MASCHINENRAUM. Die Kolumne in der „Presse am Sonntag” (139) Lassen Sie sich keine Geräte andrehen, die die Technik von gestern repräsentieren. Und z.B. “Airplay” nicht kennen & können.

Es gibt immer einen Zeitpunkt, der den Kosmos, wie wir ihn kennen, in ein „davor“ und „danach“ teilt. Eine historische Scheidelinie, die uns im Moment der Transformation (die sich auch über einen längere Zeitspanne erstrecken kann) eventuell gar nicht weiter auffällt.
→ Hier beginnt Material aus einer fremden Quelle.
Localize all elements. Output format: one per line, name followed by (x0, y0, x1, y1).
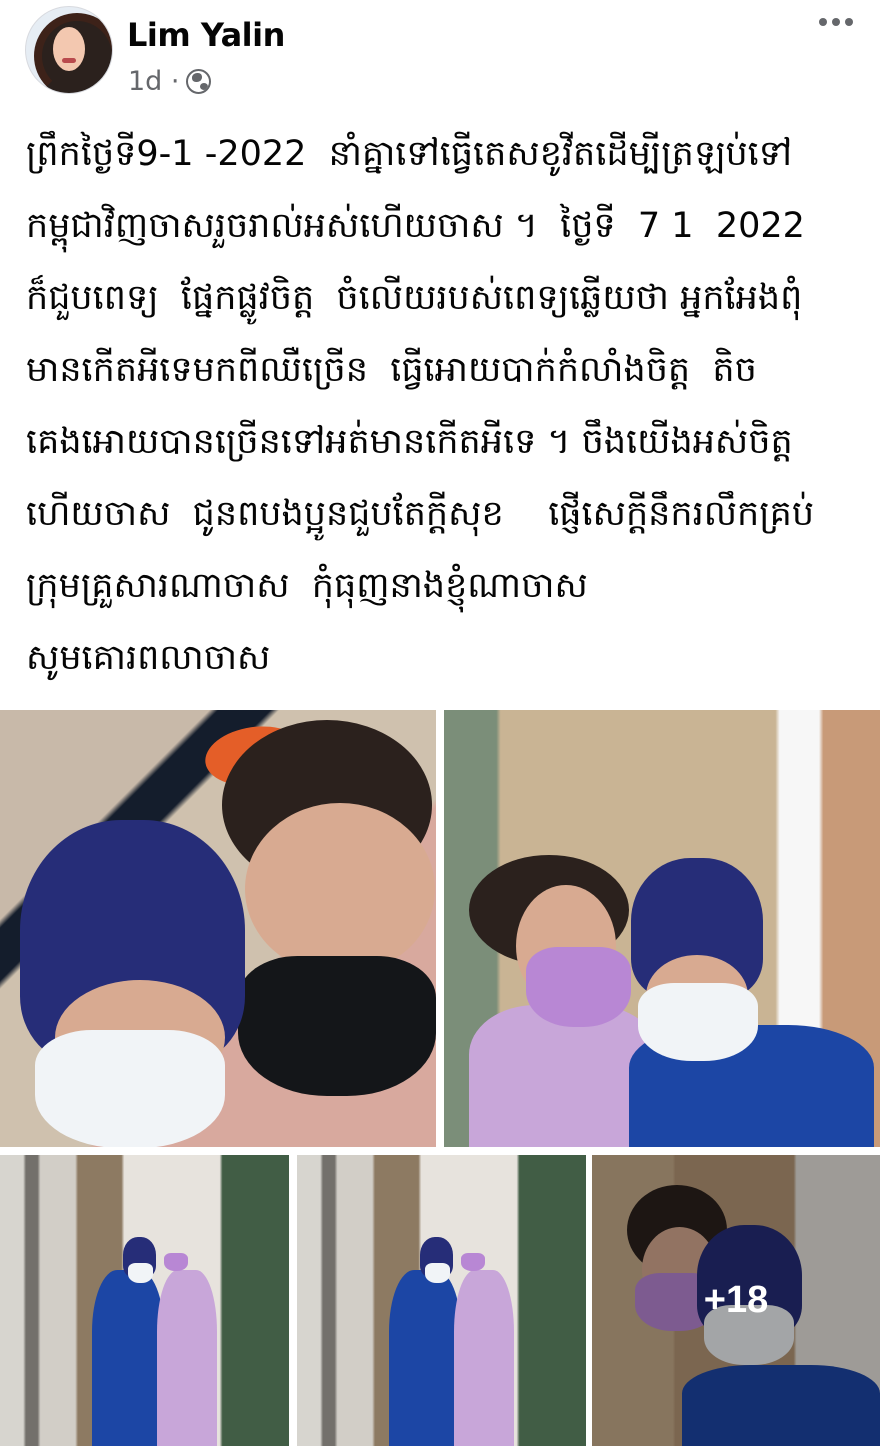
post-time[interactable]: 1d · (128, 66, 179, 97)
white-face-mask (35, 1030, 225, 1147)
post-photo-5[interactable]: +18 (592, 1155, 880, 1446)
blue-outfit (92, 1270, 164, 1446)
photo-person-face (245, 803, 435, 975)
author-avatar[interactable] (25, 6, 113, 94)
white-face-mask (638, 983, 758, 1061)
post-photo-1[interactable] (0, 710, 436, 1147)
post-meta: 1d · (128, 66, 212, 97)
avatar-face (53, 27, 85, 71)
post-message: ព្រឹកថ្ងៃទី9-1 -2022 នាំគ្នាទៅធ្វើតេសខូវ… (26, 134, 815, 678)
more-horizontal-icon[interactable] (819, 18, 853, 26)
post-header: Lim Yalin 1d · (0, 0, 880, 110)
purple-face-mask (164, 1253, 188, 1271)
globe-icon (186, 69, 212, 94)
white-face-mask (425, 1263, 450, 1283)
purple-face-mask (461, 1253, 485, 1271)
more-photos-overlay[interactable]: +18 (592, 1155, 880, 1446)
purple-face-mask (526, 947, 631, 1027)
more-dot (832, 18, 840, 26)
more-dot (819, 18, 827, 26)
post-photo-2[interactable] (444, 710, 880, 1147)
more-dot (845, 18, 853, 26)
black-face-mask (238, 956, 436, 1096)
avatar-lips (62, 58, 76, 63)
white-face-mask (128, 1263, 153, 1283)
more-photos-count: +18 (703, 1279, 769, 1321)
author-name[interactable]: Lim Yalin (127, 16, 285, 54)
blue-outfit (389, 1270, 461, 1446)
lilac-outfit (454, 1270, 514, 1446)
post-photo-3[interactable] (0, 1155, 289, 1446)
post-photo-4[interactable] (297, 1155, 586, 1446)
lilac-outfit (157, 1270, 217, 1446)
Um in der schnöden Konsumwelt zu bleiben: könnten Sie etwa, wären Sie z.B. Verkäufer in einem Elektro-Fachgeschäft, exakt das Datum benennen, an dem Sie das allerletzte TV-Gerät mit Bildröhre auf das Kassapult gehievt haben? Oder, sagen wir mal, als Konsument bei einem Flachbildschirm „HD-Ready“ als zeitgemässes, ultimatives Qualitäts-Siegel angepriesen bekamen? (Apropos: lassen Sie sich anno 2011 kein solches Produkt mehr unterjubeln, selbst zum absoluten Dumping-Preis nicht!)

Und weil ein für seinen trefflichen Zynismus bekannter Facebook-Freund unlängst nicht nur meinte, der Weltuntergang sei „eine echte Alternative zu den Finanzierungsproblemen des Pensionssystems“, sondern auch eine Grosspackung 100 Watt-Glühbirnen als „Weihnachtsgeschenk des Jahres“ empfahl: darüber lässt sich heute noch lachen. Morgen dann eventuell nicht mehr. Oder aber, weil sich die Entwicklung im Rückblick als durchaus positiv erweist, eben doch. Aus vollem Hals.
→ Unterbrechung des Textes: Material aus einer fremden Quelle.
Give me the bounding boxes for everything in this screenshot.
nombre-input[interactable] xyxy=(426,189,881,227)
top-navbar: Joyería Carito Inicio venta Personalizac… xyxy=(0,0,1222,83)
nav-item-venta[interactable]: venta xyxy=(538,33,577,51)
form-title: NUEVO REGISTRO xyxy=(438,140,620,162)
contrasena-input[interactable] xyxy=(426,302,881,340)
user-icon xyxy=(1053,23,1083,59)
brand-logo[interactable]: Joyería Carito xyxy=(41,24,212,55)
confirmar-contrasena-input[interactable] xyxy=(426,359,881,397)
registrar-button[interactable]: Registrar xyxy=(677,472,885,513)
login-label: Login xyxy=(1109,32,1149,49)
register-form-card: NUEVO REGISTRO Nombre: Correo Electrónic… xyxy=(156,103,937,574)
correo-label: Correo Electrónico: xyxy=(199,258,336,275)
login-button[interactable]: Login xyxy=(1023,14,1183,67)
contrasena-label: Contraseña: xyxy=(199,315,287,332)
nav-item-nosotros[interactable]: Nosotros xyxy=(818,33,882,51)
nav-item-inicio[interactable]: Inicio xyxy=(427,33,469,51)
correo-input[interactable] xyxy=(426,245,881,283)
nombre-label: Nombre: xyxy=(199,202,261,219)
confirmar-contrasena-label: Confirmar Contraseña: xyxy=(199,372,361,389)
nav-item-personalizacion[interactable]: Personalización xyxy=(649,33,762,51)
Nun: sollten Sie Ihre private Schuldenbremse, ganz im Gegensatz zu den Staatenlenkern Europas und sehr zur Freude des Fachhandels, vorweihnachtlich gelockert haben, dann investieren Sie in die Zukunft. Ich meine damit als notorischer Optimist übrigens nicht Gaskocher und Notstrom-Aggregate, sondern technische Gerätschaft, die Freude bereitet und den Alltag behübscht. Kleine, feine Stereoanlagen etwa mit oder ohne iPod-Dock, wie man sie gerade zuhauf in den Megaseller-Regalen findet. Es gilt: zuvorderst müssen die Dinger brauchbar klingen, gleich danach aber sollen sie dies & das können. Fertigkeiten, die längst „State of the Art“ sind.
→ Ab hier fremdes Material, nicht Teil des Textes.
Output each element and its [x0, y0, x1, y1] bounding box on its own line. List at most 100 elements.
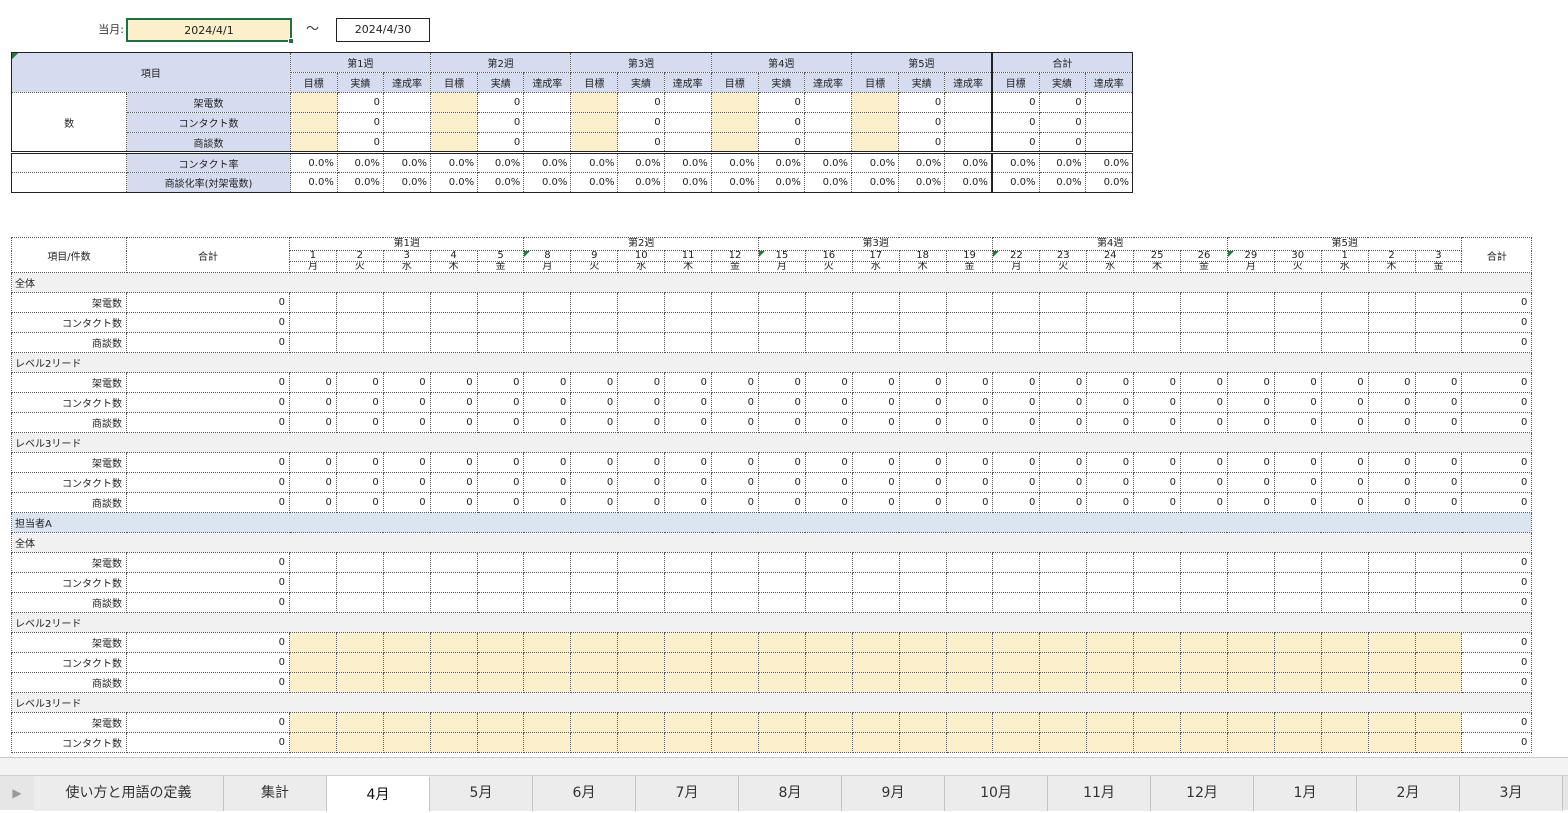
daily-cell[interactable] — [1414, 292, 1463, 313]
daily-cell[interactable] — [804, 712, 853, 733]
summary-cell[interactable]: 0 — [1038, 132, 1086, 153]
daily-cell[interactable] — [664, 632, 713, 653]
summary-rate-cell[interactable]: 0.0% — [944, 151, 993, 173]
daily-cell[interactable] — [523, 652, 572, 673]
daily-cell[interactable] — [617, 312, 666, 333]
summary-rate-cell[interactable]: 0.0% — [710, 151, 759, 173]
daily-cell[interactable]: 0 — [851, 412, 900, 433]
daily-row-end-total[interactable]: 0 — [1461, 552, 1533, 573]
daily-cell[interactable] — [804, 732, 853, 753]
daily-cell[interactable] — [617, 632, 666, 653]
summary-cell[interactable] — [944, 92, 993, 113]
daily-cell[interactable]: 0 — [1086, 412, 1135, 433]
daily-cell[interactable] — [1367, 592, 1416, 613]
daily-cell[interactable] — [476, 672, 525, 693]
daily-cell[interactable]: 0 — [429, 372, 478, 393]
daily-cell[interactable]: 0 — [570, 472, 619, 493]
daily-row-end-total[interactable]: 0 — [1461, 392, 1533, 413]
daily-cell[interactable]: 0 — [382, 372, 431, 393]
daily-cell[interactable]: 0 — [1367, 412, 1416, 433]
daily-cell[interactable] — [898, 312, 947, 333]
daily-cell[interactable] — [1367, 552, 1416, 573]
summary-cell[interactable] — [851, 112, 900, 133]
daily-cell[interactable] — [945, 652, 994, 673]
daily-cell[interactable]: 0 — [570, 372, 619, 393]
daily-cell[interactable] — [382, 572, 431, 593]
daily-cell[interactable]: 0 — [382, 472, 431, 493]
daily-cell[interactable]: 0 — [711, 392, 759, 413]
daily-row-end-total[interactable]: 0 — [1461, 452, 1533, 473]
daily-row-end-total[interactable]: 0 — [1461, 672, 1533, 693]
daily-cell[interactable]: 0 — [1414, 452, 1463, 473]
daily-cell[interactable] — [382, 672, 431, 693]
daily-cell[interactable]: 0 — [1086, 492, 1135, 513]
daily-cell[interactable] — [851, 332, 900, 353]
summary-rate-cell[interactable]: 0.0% — [523, 172, 572, 193]
daily-cell[interactable] — [382, 552, 431, 573]
daily-cell[interactable] — [476, 312, 525, 333]
summary-rate-cell[interactable]: 0.0% — [570, 172, 619, 193]
daily-cell[interactable] — [1180, 292, 1228, 313]
daily-cell[interactable]: 0 — [1133, 392, 1182, 413]
daily-cell[interactable] — [1367, 292, 1416, 313]
daily-cell[interactable]: 0 — [1226, 372, 1275, 393]
daily-cell[interactable] — [1133, 312, 1182, 333]
daily-row-total[interactable]: 0 — [126, 592, 290, 613]
daily-cell[interactable] — [289, 292, 337, 313]
daily-cell[interactable] — [289, 332, 337, 353]
daily-cell[interactable] — [1086, 652, 1135, 673]
daily-cell[interactable] — [335, 712, 384, 733]
sheet-tab[interactable]: 3月 — [1460, 776, 1563, 811]
daily-cell[interactable] — [804, 572, 853, 593]
daily-cell[interactable] — [757, 312, 806, 333]
daily-cell[interactable]: 0 — [1367, 392, 1416, 413]
daily-cell[interactable] — [1226, 552, 1275, 573]
daily-cell[interactable] — [711, 312, 759, 333]
sheet-tab[interactable]: 12月 — [1151, 776, 1254, 811]
daily-cell[interactable]: 0 — [1133, 372, 1182, 393]
daily-cell[interactable]: 0 — [1320, 372, 1369, 393]
daily-cell[interactable] — [992, 552, 1041, 573]
daily-cell[interactable] — [664, 672, 713, 693]
daily-cell[interactable]: 0 — [1226, 452, 1275, 473]
summary-cell[interactable]: 0 — [617, 92, 665, 113]
daily-cell[interactable]: 0 — [1086, 372, 1135, 393]
daily-cell[interactable] — [570, 672, 619, 693]
daily-cell[interactable]: 0 — [570, 452, 619, 473]
daily-cell[interactable]: 0 — [1273, 472, 1322, 493]
end-date-cell[interactable]: 2024/4/30 — [336, 18, 430, 42]
daily-cell[interactable] — [757, 672, 806, 693]
daily-cell[interactable]: 0 — [1086, 452, 1135, 473]
daily-cell[interactable]: 0 — [1367, 372, 1416, 393]
daily-cell[interactable] — [898, 332, 947, 353]
summary-cell[interactable] — [523, 132, 572, 153]
summary-cell[interactable]: 0 — [1038, 112, 1086, 133]
summary-cell[interactable] — [570, 92, 619, 113]
daily-cell[interactable]: 0 — [1133, 412, 1182, 433]
daily-cell[interactable] — [851, 312, 900, 333]
daily-cell[interactable]: 0 — [1273, 492, 1322, 513]
daily-cell[interactable] — [429, 572, 478, 593]
daily-cell[interactable]: 0 — [945, 392, 994, 413]
daily-cell[interactable] — [1273, 572, 1322, 593]
daily-cell[interactable]: 0 — [992, 472, 1041, 493]
daily-cell[interactable]: 0 — [1414, 392, 1463, 413]
daily-cell[interactable] — [570, 632, 619, 653]
daily-row-end-total[interactable]: 0 — [1461, 312, 1533, 333]
summary-cell[interactable] — [1084, 112, 1134, 133]
daily-cell[interactable]: 0 — [945, 492, 994, 513]
summary-cell[interactable] — [523, 92, 572, 113]
summary-rate-cell[interactable]: 0.0% — [898, 151, 946, 173]
daily-cell[interactable] — [711, 552, 759, 573]
summary-cell[interactable] — [944, 112, 993, 133]
daily-cell[interactable]: 0 — [1320, 472, 1369, 493]
daily-cell[interactable] — [757, 632, 806, 653]
daily-cell[interactable] — [1367, 632, 1416, 653]
daily-cell[interactable] — [1226, 672, 1275, 693]
daily-cell[interactable] — [1226, 572, 1275, 593]
summary-cell[interactable] — [710, 132, 759, 153]
daily-cell[interactable] — [1086, 572, 1135, 593]
daily-cell[interactable] — [664, 552, 713, 573]
daily-cell[interactable] — [523, 672, 572, 693]
daily-cell[interactable] — [382, 652, 431, 673]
Etwa die Fähigkeit, direkt mit Ihrem Mobiltelefon oder Tablet-PC – den bevorzugten Musikquellen avancierter Zeitgenossen – in Kontakt zu treten. Anstopseln ist hoffnungslos von gestern. Apple, seit jeher zu den Säulenheiligen der einfachen Bedienbarkeit zählend, hat dafür eine Technik namens „AirPlay“ entwickelt, die per WLAN funkt. Es geht aber auch via BlueTooth. Die Bequemlichkeit, vom Sofa aus mit einem Fingertipp etwa das neue, superbe Album der Black Keys („El Camino“) zu hören, wird man rasch nicht mehr missen wollen.

Ich teste gerade drei Geräte, die „AirPlay“ beherrschen: eines von Denon, eine kleine Anlage von Sony und ein noch kleineres Kästchen des heimischen Unternehmens Pro-ject. Die Feiertage werden mächtig dröhnen, drahtlos – und ich wette, ich bin damit nicht allein auf weiter Flur. In diesem Sinne: stay tuned! Mehr zum Thema dann im Jahr des Herrn 2012.

Antiterrorkommando

3. Dezember 2011

MASCHINENRAUM. Die Kolumne in der „Presse am Sonntag” (138) Jetzt ist die beste Zeit, um ein Wunschzettel–Posting ans Christkind zu schreiben. Bisweilen hilft’s.

Es geschehen noch Zeichen und Wunder. Selten, aber doch. Denn gelegentlich hat man als Konsument das Gefühl, dass sich der Alltag verbessert, erleichtert, positiv entwickelt. In winzigsten Details, aber immerhin.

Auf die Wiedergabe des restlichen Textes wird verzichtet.